Non è un vaso di Pandora

«Non sono 500 progetti. non è un cesto di ciliegie. Non è un vaso di Pandora». Abbiamo scelto, ha detto il ministro, «sei linee guida: significa cluster, significa azioni, significa macroprogetti che saranno ventina e sottoprodotti che saranno molti di meno». I macroprogetti «sono i cluster, gli aggregatori» di singoli progetti. E ogni progetto, ha detto il ministro, «deve avere come obiettivo l’impatto sulla crescita, sul Pil, e non sui desideri».

Non possono esserci investimenti senza riforme

Poi servono le riforme, non possono esserci Investimenti «senza riforme procedurali, normative». Fare investimenti «significa anche cambiare noi stessi». Crediamo, ha poi aggiunto, in una concertazione istituzionale», «siamo l’unico Paese che ha fatto votare le linee guida in Parlamento» ed è il primo passo, indica il ministro, per una concertazione più ampia, a tutti i livelli. Le condizionalità? Non esiste una politica di investimento in un Paese come il nostro, e negli altri Paesi europei che non che non comporti riforme, sottolinea Amendola: «Non sono condizionalità. Sono politiche necessarie per costruire una politica di investimenti».
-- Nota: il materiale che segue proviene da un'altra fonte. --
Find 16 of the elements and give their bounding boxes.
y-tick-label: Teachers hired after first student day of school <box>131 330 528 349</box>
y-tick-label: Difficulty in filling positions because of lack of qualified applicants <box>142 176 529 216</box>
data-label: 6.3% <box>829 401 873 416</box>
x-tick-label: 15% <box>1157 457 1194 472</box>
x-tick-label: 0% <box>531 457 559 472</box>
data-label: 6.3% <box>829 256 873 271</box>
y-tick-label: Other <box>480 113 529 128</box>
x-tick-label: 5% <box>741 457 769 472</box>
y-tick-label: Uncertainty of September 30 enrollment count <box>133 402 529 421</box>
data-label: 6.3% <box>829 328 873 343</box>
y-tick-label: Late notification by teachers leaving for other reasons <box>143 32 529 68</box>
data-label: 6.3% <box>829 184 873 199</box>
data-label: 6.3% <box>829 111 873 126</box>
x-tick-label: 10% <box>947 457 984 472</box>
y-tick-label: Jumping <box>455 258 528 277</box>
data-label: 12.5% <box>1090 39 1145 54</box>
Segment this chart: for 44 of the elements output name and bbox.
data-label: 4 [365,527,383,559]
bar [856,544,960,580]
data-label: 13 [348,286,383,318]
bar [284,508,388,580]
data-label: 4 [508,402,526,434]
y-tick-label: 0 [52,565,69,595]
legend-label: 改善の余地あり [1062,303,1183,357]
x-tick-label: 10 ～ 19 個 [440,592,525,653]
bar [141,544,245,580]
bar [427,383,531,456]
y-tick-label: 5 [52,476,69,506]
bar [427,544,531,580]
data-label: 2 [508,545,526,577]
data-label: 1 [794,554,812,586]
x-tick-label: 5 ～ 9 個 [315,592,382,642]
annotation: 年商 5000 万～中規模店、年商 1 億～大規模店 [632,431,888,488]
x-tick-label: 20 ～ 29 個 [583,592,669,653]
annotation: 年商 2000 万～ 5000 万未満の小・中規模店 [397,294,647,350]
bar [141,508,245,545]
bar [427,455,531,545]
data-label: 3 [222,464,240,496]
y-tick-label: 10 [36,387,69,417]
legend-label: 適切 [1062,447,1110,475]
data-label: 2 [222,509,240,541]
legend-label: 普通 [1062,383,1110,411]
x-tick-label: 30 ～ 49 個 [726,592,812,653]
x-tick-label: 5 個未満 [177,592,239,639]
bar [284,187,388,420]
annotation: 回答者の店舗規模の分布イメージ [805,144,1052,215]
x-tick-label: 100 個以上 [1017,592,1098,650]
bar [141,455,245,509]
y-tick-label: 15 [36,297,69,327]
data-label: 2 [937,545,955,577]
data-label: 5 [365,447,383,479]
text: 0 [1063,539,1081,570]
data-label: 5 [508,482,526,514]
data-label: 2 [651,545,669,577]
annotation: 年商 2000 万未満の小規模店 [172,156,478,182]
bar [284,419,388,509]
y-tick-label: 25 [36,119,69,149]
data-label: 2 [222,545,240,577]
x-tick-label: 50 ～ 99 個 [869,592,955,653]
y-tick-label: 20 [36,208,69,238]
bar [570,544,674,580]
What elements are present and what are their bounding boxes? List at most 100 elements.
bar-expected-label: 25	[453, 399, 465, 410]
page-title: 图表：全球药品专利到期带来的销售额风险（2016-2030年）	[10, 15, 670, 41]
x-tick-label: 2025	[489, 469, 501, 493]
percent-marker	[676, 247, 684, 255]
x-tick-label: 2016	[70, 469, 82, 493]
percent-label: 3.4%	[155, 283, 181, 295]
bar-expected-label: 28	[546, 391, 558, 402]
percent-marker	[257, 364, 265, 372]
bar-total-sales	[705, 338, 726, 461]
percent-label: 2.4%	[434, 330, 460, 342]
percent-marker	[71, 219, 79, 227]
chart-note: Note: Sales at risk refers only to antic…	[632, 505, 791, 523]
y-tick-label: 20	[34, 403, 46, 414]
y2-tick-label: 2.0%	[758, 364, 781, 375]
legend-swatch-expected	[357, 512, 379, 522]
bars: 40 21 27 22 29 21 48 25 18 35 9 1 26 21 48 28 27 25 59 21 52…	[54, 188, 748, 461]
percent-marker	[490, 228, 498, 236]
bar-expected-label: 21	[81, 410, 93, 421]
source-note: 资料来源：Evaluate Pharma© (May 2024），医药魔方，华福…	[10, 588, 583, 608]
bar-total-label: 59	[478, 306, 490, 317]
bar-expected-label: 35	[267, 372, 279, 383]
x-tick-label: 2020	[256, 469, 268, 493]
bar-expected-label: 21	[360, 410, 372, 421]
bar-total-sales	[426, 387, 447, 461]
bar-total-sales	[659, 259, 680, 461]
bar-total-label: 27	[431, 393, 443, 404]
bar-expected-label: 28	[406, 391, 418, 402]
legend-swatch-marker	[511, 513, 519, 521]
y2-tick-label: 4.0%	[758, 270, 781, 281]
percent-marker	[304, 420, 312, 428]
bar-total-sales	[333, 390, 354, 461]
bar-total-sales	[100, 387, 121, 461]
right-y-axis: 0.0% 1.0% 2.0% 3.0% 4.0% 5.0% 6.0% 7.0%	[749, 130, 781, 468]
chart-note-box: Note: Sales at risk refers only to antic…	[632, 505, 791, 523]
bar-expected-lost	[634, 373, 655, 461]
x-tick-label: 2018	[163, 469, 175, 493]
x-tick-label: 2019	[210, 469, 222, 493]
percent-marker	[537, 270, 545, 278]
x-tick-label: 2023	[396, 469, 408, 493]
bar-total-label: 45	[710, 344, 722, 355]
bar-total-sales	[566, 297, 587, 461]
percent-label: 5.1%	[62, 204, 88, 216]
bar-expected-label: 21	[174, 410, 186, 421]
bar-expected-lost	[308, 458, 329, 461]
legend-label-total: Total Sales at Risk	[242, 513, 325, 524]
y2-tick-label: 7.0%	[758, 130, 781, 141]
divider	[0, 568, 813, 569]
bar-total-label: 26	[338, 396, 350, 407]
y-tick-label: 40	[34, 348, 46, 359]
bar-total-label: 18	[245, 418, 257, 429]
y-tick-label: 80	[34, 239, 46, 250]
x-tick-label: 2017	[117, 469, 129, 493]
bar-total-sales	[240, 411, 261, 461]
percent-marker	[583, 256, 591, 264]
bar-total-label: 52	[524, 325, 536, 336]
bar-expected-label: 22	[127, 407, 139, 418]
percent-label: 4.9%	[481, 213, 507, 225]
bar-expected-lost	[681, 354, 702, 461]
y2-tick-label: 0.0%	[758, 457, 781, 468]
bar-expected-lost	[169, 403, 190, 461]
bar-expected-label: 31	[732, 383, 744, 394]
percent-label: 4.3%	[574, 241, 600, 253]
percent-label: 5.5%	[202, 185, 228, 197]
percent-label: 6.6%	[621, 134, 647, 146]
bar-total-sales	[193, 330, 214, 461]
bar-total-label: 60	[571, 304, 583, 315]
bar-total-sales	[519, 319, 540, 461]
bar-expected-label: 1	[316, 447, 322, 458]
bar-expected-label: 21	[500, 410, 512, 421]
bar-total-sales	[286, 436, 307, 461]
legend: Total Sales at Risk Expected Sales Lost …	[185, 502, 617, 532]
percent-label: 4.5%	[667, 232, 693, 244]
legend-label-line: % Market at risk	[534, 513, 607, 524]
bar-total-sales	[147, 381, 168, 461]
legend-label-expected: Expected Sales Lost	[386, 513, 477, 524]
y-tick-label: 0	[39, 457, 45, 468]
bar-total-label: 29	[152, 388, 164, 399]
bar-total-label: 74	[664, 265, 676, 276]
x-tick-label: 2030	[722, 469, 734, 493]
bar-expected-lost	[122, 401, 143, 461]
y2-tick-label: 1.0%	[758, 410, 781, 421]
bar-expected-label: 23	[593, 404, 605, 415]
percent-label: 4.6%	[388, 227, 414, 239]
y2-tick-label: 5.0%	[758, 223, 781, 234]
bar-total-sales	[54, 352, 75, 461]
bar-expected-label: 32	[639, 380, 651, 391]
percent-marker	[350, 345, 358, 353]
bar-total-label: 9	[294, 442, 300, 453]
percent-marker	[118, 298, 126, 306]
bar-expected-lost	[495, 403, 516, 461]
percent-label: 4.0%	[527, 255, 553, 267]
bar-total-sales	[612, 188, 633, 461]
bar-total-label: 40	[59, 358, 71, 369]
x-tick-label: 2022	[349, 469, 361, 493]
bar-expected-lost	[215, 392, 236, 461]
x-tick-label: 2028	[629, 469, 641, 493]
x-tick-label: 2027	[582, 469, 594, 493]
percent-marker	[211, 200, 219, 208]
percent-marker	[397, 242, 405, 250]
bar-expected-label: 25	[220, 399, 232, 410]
Marcegaglia, B20 chiave per Italia, risposte a crisi Covid

«Il B20 sarà molto importante per l’Italia, e sarà guidato da Confindustria», ha detto la presidente designata del ‘B20 Italy 2021’, la past President di Confindustria Emma Marcegaglia, intervenendo al convegno dei Giovani Imprenditori. «Tutti i rappresentanti del business mondiale – ha sottolineato – affronteranno insieme i problemi generati dalla crisi sanitaria con proposte concrete per recuperare crescita e competitività».